Diverse Conversations: Building the largest diverse campus in the nation
The University of Central Florida may not immediately be associated with being the premier institution of higher education in its state, but that’s all part of its underdog appeal.
In the past two decades, the University of Central Florida has tripled its enrollment numbers to 63,000 students this fall, quietly becoming the largest undergraduate institution in the country. UCF has one of the most diverse college campuses, too. With community college partnerships, UCF boasts a thriving first-generation college alumni and is also expected to reach Hispanic Serving Institution status (at least 25 percent of the student population of Hispanic heritage) in the next few years.
Overall, UCF has a racial/ethnic minority enrollment of around 45 percent. I spoke with UCF’s Chief Diversity Officer Karen Morrison about the great strides this rapidly growing public university is making in the state of Florida, and beyond.
Question: How does being in a metropolitan setting influence diversity?
Answer: At UCF we like to talk about being “of the community” not just “in the community.” Orlando is very diverse and one of the fastest growing metropolitan areas in the U.S. That growing, changing community contributes to UCF’s diversity and effort to build an inclusive culture.
Q: How is UCF finding ways to make college affordable for minorities and other under-served populations?
A: We continue to hold our tuition and fees at very affordable rates and are listed in US News and World Report’s Top 50 most affordable in the nation.
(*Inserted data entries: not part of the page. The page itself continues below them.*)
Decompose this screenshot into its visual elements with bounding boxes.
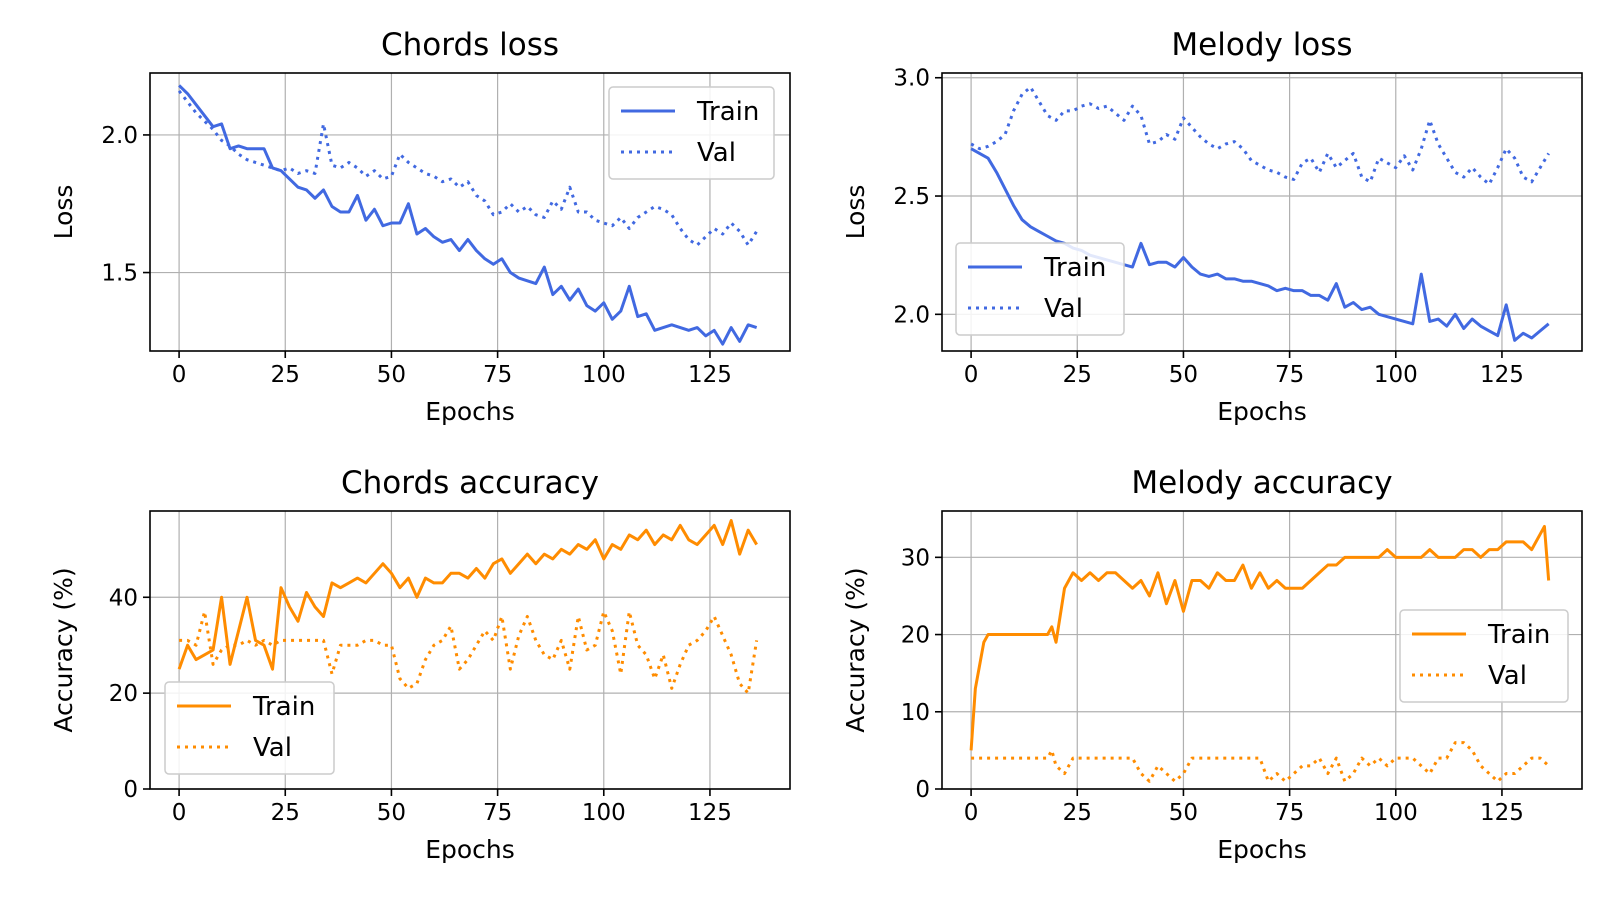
melody-loss-xtick-label: 75: [1275, 362, 1304, 388]
melody-accuracy-xtick-label: 25: [1063, 800, 1092, 826]
chords-loss-xlabel: Epochs: [425, 397, 515, 426]
chords-loss-xtick-label: 25: [271, 362, 300, 388]
chords-accuracy-xtick-label: 50: [377, 800, 406, 826]
melody-loss-panel: 0 25 50 75 100 125 2.0 2.5 3.0 Melody loss Epochs L…: [841, 27, 1583, 426]
melody-loss-series-val: [970, 85, 1550, 186]
melody-loss-xtick-label: 50: [1169, 362, 1198, 388]
chords-loss-xtick-label: 75: [483, 362, 512, 388]
chords-loss-legend: Train Val: [608, 86, 775, 180]
chords-loss-panel: 0 25 50 75 100 125 1.5 2.0 Chords loss Epochs Loss…: [49, 27, 791, 426]
melody-loss-legend: Train Val: [955, 242, 1125, 336]
chords-loss-axes-frame: [149, 72, 791, 352]
melody-accuracy-xtick-label: 100: [1374, 800, 1418, 826]
chords-accuracy-ylabel: Accuracy (%): [49, 567, 78, 732]
melody-loss-xtick-label: 25: [1063, 362, 1092, 388]
melody-loss-xlabel: Epochs: [1217, 397, 1307, 426]
melody-accuracy-legend: Train Val: [1399, 609, 1569, 703]
chords-accuracy-title: Chords accuracy: [341, 465, 599, 501]
chords-accuracy-xtick-label: 25: [271, 800, 300, 826]
chords-accuracy-xlabel: Epochs: [425, 835, 515, 864]
chords-loss-xtick-label: 50: [377, 362, 406, 388]
chords-accuracy-legend: Train Val: [164, 681, 335, 775]
chords-loss-ytick-label: 1.5: [101, 261, 138, 287]
melody-loss-xtick-label: 125: [1480, 362, 1524, 388]
melody-loss-ytick-label: 2.5: [893, 184, 930, 210]
melody-loss-ytick-label: 3.0: [893, 66, 930, 92]
melody-loss-ylabel: Loss: [841, 185, 870, 240]
melody-accuracy-xlabel: Epochs: [1217, 835, 1307, 864]
chords-accuracy-ytick-label: 0: [123, 777, 138, 803]
melody-accuracy-legend-label-train: Train: [1487, 620, 1550, 650]
melody-accuracy-ytick-label: 10: [901, 700, 930, 726]
melody-accuracy-xtick-label: 125: [1480, 800, 1524, 826]
chords-loss-legend-label-val: Val: [697, 138, 736, 168]
melody-accuracy-xtick-label: 0: [964, 800, 979, 826]
chords-accuracy-legend-label-train: Train: [252, 692, 315, 722]
chords-loss-xtick-label: 0: [172, 362, 187, 388]
melody-accuracy-ytick-label: 30: [901, 545, 930, 571]
melody-accuracy-ylabel: Accuracy (%): [841, 567, 870, 732]
chords-accuracy-xtick-label: 125: [688, 800, 732, 826]
chords-loss-series-train: [178, 84, 758, 346]
melody-accuracy-ytick-label: 20: [901, 623, 930, 649]
melody-accuracy-ytick-label: 0: [915, 777, 930, 803]
chords-accuracy-xtick-label: 100: [582, 800, 626, 826]
chords-accuracy-xtick-label: 0: [172, 800, 187, 826]
chords-accuracy-axes-frame: [149, 510, 791, 790]
chords-loss-xtick-label: 100: [582, 362, 626, 388]
chords-loss-title: Chords loss: [381, 27, 559, 63]
melody-loss-ytick-label: 2.0: [893, 302, 930, 328]
melody-loss-xtick-label: 0: [964, 362, 979, 388]
melody-accuracy-axes-frame: [941, 510, 1583, 790]
chords-loss-series-val: [177, 89, 758, 247]
melody-accuracy-xtick-label: 75: [1275, 800, 1304, 826]
melody-loss-title: Melody loss: [1171, 27, 1352, 63]
chords-loss-legend-label-train: Train: [696, 97, 759, 127]
chords-accuracy-xtick-label: 75: [483, 800, 512, 826]
melody-loss-legend-label-val: Val: [1044, 294, 1083, 324]
chords-loss-ylabel: Loss: [49, 185, 78, 240]
chords-accuracy-ytick-label: 20: [109, 681, 138, 707]
melody-accuracy-xtick-label: 50: [1169, 800, 1198, 826]
chords-loss-ytick-label: 2.0: [101, 123, 138, 149]
chords-loss-xtick-label: 125: [688, 362, 732, 388]
melody-loss-xtick-label: 100: [1374, 362, 1418, 388]
chords-accuracy-legend-label-val: Val: [253, 733, 292, 763]
chords-accuracy-panel: 0 25 50 75 100 125 0 20 40 Chords accuracy Epochs A…: [49, 465, 791, 864]
melody-loss-axes-frame: [941, 72, 1583, 352]
melody-accuracy-panel: 0 25 50 75 100 125 0 10 20 30 Melody accuracy Epoch…: [841, 465, 1583, 864]
melody-accuracy-title: Melody accuracy: [1131, 465, 1392, 501]
melody-accuracy-legend-label-val: Val: [1488, 661, 1527, 691]
melody-accuracy-series-train: [969, 524, 1551, 751]
chords-accuracy-ytick-label: 40: [109, 585, 138, 611]
melody-loss-legend-label-train: Train: [1043, 253, 1106, 283]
We have regional campuses that allow working students to pursue degrees in their own communities.
Q: How hard does the university work to bring in diverse populations?
A: UCF has grown to the largest undergraduate institution in the country by making college affordable, accessible and a rewarding experience. We have grown our student services for under-represented populations and developed pipeline programs in local schools to encourage minority students to pursue college and professional careers. We have a Veterans Resource Center, LGBTQ+ Center, Multicultural Academic Support program, and many other initiatives to help students achieve their collegiate goals.
Q: What minority mentorship programs are in place at UCF?
A: There are many – some are college based, some offered by the Student Development and Enrollment Services Division, and one offered by our office called Legacy. Here are a few of those programs and their descriptions:
- First Generation Program – This program assist first generation students by providing guidance and resources to promote their self-esteem, confidence and academic achievement at the University.
- Brother to Brother Program – B2B is intended to increase the retention and graduation rates of multicultural and first generation males at UCF. Workshops, rap-sessions and social events are planned in order to help this population become academically successful.
- Multicultural Transfer Program – Multicultural Transfer Students with a healthy entry to university life, where they can take advantage of opportunities to network and learn strategies that will help alleviate the cultural stress of acclimating to a new environment.
- Knight Alliance Network – Provides Foster Care alumni students with a healthy transition to become successful students here at UCF. This program will demystify the college experience, assist you with navigating through the university landscape, and help you prepare to succeed here at UCF and anywhere thereafter.
- College Prep Day – College Prep Day is a day dedicated to helping Multicultural and/or First Generation students better understand the steps necessary for admission into a college or university.
Q: Talk about the importance of diverse faculty members at UCF.
A: Under our new Provost we have established programs to specifically recruit minority faculty and we have just instituted a cluster faculty program that encourages interdisciplinary teams and hires. Last year UCF hired some 200 faculty and we are working to hire another 200 this year. The Provost’s office offers hiring incentives by paying the first few years’ costs of a minority faculty hire.
I’d like to thank Ms. Morrison for her time and for giving more insight on the ways diversity is helping the lives of students and faculty at the University of Central Florida. I look forward to the many great things this university will continue to do in coming years.